D'autres approches de thérapie génique pour la thalassémie font l'objet d'études cliniques, notamment en Italie, à des phases moins avancées. Ce même vecteur est efficace pour la drépanocytose, une maladie cousine de la bêta-thalassémie qui se caractérise par une anémie avec des crises extrêmement douloureuses. Plus de 380 000 nouveaux cas sont enregistrés chaque année dans le monde. En  2017, l'équipe de -Marina Cavazzana a annoncé des résultats très positifs chez le premier drépanocytaire traité par cette approche, un adolescent âgé de 13  ans.

Pour Philippe Leboulch, l'aventure de la thérapie génique a commencé il y a une vingtaine d'années, au Massachusetts Institute of Technology, puis à l'université de Harvard. Ses travaux se poursuivent ensuite en France comme professeur de médecine à Paris et chef d'institut au CEA. Un chemin semé d'obstacles. Le chercheur raconte : " L'un des défis est la rareté et la fragilité des cellules souches sanguines. Il fallait trouver un vecteur permettant un niveau élevé d'intégration dans ces cellules, tout en permettant de produire la protéine thérapeutique en grande quantité dans les globules rouges et pas dans d'autres cellules. "

Au début des années 2000, il publie les premiers succès de cette approche pour la bêta-thalassémie et la drépanocytose chez des souris. Puis il fonde la société Bluebird Bio, pour continuer à améliorer le vecteur et pouvoir passer à une production à plus grande échelle. " Aujourd'hui, le taux de transfert du gène modifié dans les cellules souches est de 50  %, dix fois plus que lors des premiers essais ", précise M. Leboulch.

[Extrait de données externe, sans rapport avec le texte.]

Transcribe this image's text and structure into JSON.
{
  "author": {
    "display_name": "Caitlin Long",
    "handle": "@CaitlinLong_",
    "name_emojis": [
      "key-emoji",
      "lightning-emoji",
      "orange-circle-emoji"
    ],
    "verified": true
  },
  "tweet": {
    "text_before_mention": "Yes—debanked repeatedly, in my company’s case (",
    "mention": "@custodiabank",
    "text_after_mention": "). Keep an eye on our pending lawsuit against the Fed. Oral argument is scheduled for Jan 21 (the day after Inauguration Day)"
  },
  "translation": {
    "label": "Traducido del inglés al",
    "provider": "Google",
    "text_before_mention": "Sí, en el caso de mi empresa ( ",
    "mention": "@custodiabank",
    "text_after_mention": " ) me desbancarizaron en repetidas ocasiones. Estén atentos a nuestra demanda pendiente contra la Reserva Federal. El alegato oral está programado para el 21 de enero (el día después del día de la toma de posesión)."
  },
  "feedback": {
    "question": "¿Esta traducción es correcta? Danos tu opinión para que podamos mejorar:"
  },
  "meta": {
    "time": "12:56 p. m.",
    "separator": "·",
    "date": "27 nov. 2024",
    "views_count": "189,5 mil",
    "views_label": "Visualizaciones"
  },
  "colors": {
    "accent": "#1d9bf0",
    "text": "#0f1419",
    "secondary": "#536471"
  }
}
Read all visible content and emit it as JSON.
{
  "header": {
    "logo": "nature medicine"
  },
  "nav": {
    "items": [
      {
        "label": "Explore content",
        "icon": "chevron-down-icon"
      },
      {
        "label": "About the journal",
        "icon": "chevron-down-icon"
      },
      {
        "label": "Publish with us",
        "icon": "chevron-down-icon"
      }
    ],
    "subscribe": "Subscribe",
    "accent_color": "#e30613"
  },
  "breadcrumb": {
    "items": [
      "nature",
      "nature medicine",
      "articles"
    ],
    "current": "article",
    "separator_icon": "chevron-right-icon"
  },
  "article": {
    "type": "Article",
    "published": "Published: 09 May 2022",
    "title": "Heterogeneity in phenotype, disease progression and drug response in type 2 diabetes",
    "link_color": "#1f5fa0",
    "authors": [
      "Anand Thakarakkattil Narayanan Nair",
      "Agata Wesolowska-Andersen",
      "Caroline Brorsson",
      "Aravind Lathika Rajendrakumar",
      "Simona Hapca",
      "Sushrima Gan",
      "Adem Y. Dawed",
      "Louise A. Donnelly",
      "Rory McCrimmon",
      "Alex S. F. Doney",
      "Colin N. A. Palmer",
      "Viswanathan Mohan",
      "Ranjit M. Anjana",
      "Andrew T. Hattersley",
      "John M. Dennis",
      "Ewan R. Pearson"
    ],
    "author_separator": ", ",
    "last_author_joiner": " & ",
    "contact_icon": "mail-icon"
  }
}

Si les bons résultats cliniques se confirment, reste à savoir quelle place prendra la thérapie génique dans le traitement de ces maladies de l'hémoglobine. Pourra-t-elle être proposée à  des patients plus jeunes, dès le diagnostic, voire devenir le traitement de référence devant la greffe de mœlle ? L'avenir pourrait aussi passer par des stratégies d'édition du gène, comme CRISPR-Cas9.

Un premier essai clinique avec ces ciseaux moléculaires est attendu pour la bêta-thalassémie en  2018. " CRISPR-Cas9 permet de corriger une mutation donnée, mais dans la bêta-thalassémie plus de 200 ont été décrites. L'avantage de la thérapie génique est d'être plus universelle, quelle que soit la mutation " relève Philippe Leboulch.